Pearson’s correlation coefficient (two-tailed) test was used to confirm the correlation between inhibition zone diameters and MICs for cefovecin. Receiver operating characteristic (ROC) analysis was performed to estimate a breakpoint of the inhibition zone diameters for detection of the mecA gene. The Mann-Whitney U-test was used to compare the zone of inhibition diameters among mecA-positive and mecA-negative S. pseudintermedius isolates. Among dogs with pyoderma, Student’s paired t-test and Fisher’s exact test were used to compare the clinical efficacies of cefovecin therapy in dogs carrying S. pseudintermedius isolates with a zone of inhibition diameter above the estimated breakpoint and those below the breakpoint. All statistical analyses were carried out with STATVIEW software (version 5.0; Hulinks, Tokyo, Japan). A P-value of <0.05 was considered statistically significant.
Dogs and clinical data
There were 17 male dogs (five neutered) and five females (four spayed) in this study (Table 1). The most common breed was the miniature dachshund (n = 5). Possible underlying diseases for pyoderma were identified in five of 22 cases (18.2%), as follows: atopic dermatitis (n = 3), hypothyroidism (n = 1) and concurrent atopic dermatitis with hypothyroidism (n = 1). Prior therapies were noted in 13 dogs and included cephalosporin [nine of 22 dogs (40.9%)], recombinant canine interferon-γ (dog no. 2), prednisolone (dog no. 12), ciclosporin (dog no. 16), and allergen-specific immunotherapy (dog no. 21). Concurrent medical therapies were unchanged in dogs during the study (see Table 1).

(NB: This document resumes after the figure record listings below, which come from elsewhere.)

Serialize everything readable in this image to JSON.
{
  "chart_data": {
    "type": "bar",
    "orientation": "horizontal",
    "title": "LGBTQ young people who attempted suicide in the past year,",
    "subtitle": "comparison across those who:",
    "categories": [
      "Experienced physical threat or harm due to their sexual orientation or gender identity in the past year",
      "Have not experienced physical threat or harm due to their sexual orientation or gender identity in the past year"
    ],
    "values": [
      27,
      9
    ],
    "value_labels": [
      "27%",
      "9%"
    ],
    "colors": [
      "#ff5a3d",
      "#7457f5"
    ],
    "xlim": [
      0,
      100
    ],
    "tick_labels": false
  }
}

Correlation between inhibition zone diameters and MICs
Disk-diffusion susceptibility and agar-dilution tests for cefovecin were performed on 36 S. pseudintermedius isolates cultured from the skin of the dogs (22 from day 0 and 14 from day 14; Table 2). The results of cefovecin disk-diffusion tests and MICs of 10 strains isolated on day 14 (SP nos. 23, 25, 27, 28, 29, 31, 32, 33, 34 and 36) were similar to 10 strains isolated on day 0 (SP nos 3, 5, 7, 8, 11, 15, 16, 19, 20 and 22) and were excluded from further statistical analysis; therefore, a total of 26 strains were characterized further. There was a significant linear correlation (r = -0.83) between the diameter of the zone of inhibition by disk diffusion and the MICs for cefovecin (Pearson’s correlation coefficient, two-tailed, P < 0.0001; Figure 1). The range of zone diameters of inhibition for cefovecin was 6-39 mm (mean, 26.5 mm). The MICs of seven strains with zones of inhibition ≤6 mm were ≥512 μg/mL (n = 5), 256 μg/mL (n =1) and 1 μg/mL (n = 1). The MICs of 13 strains whose zones of inhibition ≥30 mm were ≤0.25 μg/mL (Table 2).